Si la démolition marque la fin d’un traumatisme urbain, l’avenir du site reste en suspens. La ville, en collaboration avec plusieurs partenaires, planche sur le projet de reconstruction. Mais rien n’est encore acté. Une nouvelle phase de consultations, études techniques et démarches administratives s’ouvrira à l’automne 2025. Et un doute demeure : la dalle actuelle, affaiblie par l’incendie, pourra-t-elle supporter un nouveau bâtiment ? Les études de structure, prévues après la démolition, devront le confirmer. En l’état, l’inauguration du nouveau centre commercial est annoncée pour 2028.
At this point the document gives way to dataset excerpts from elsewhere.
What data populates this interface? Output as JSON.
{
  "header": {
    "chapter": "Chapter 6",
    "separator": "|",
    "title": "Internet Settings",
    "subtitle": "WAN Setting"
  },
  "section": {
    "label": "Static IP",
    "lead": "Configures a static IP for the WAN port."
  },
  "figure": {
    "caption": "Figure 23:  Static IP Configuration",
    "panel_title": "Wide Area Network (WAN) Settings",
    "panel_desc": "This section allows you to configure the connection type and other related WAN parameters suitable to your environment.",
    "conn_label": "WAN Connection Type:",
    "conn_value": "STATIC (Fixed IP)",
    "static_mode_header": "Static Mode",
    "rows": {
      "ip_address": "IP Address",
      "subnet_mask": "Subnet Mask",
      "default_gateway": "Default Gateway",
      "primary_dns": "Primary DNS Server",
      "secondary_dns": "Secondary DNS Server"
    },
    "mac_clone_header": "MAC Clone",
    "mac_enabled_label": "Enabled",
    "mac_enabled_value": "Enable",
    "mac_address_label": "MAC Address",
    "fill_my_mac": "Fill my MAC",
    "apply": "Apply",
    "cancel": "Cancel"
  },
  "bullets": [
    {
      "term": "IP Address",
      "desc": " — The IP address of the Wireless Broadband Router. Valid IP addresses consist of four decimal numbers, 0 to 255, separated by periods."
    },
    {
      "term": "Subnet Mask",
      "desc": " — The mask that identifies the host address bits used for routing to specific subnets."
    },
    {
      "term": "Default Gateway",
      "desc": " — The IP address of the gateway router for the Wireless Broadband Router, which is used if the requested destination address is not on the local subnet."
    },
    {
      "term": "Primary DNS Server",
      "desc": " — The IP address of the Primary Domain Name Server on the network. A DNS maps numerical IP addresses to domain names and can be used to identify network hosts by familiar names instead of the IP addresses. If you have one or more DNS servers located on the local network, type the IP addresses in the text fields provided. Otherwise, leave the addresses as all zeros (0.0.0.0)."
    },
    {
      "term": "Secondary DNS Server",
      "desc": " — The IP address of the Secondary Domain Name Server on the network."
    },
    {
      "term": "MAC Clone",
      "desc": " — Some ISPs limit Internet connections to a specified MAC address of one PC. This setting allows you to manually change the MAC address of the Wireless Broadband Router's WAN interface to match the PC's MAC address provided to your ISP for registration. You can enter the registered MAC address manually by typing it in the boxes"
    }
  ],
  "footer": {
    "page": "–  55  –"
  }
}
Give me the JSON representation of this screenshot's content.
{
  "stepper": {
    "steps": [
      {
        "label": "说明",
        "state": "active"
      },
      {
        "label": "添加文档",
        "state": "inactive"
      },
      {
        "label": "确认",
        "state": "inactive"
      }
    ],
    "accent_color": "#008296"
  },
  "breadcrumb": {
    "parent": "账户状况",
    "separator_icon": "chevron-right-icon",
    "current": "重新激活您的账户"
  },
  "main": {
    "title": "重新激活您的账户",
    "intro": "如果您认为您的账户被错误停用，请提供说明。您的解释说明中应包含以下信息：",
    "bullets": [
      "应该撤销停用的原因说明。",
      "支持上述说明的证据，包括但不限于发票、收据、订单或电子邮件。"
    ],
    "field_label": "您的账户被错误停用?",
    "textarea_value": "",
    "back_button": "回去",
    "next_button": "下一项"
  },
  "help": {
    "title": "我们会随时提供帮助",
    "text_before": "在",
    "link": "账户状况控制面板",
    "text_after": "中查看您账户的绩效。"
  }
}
Une absence qui pèse sur le quotidien
Depuis l’incendie, le quartier a perdu un point névralgique de sa vie locale. Commerces relogés, services dispersés : des solutions temporaires ont été mises en place, mais pour beaucoup de riverains, le vide est palpable. « Ce n’est pas pareil, souffle Lydie. Ce centre, c’était le cœur du quartier. Le reconstruire, ce sera redonner de la vie ici. » D’ici là, le béton tombe. Lentement, mais sûrement. Et avec lui, un souvenir douloureux d’un été qui avait mis le feu à bien plus que des façades.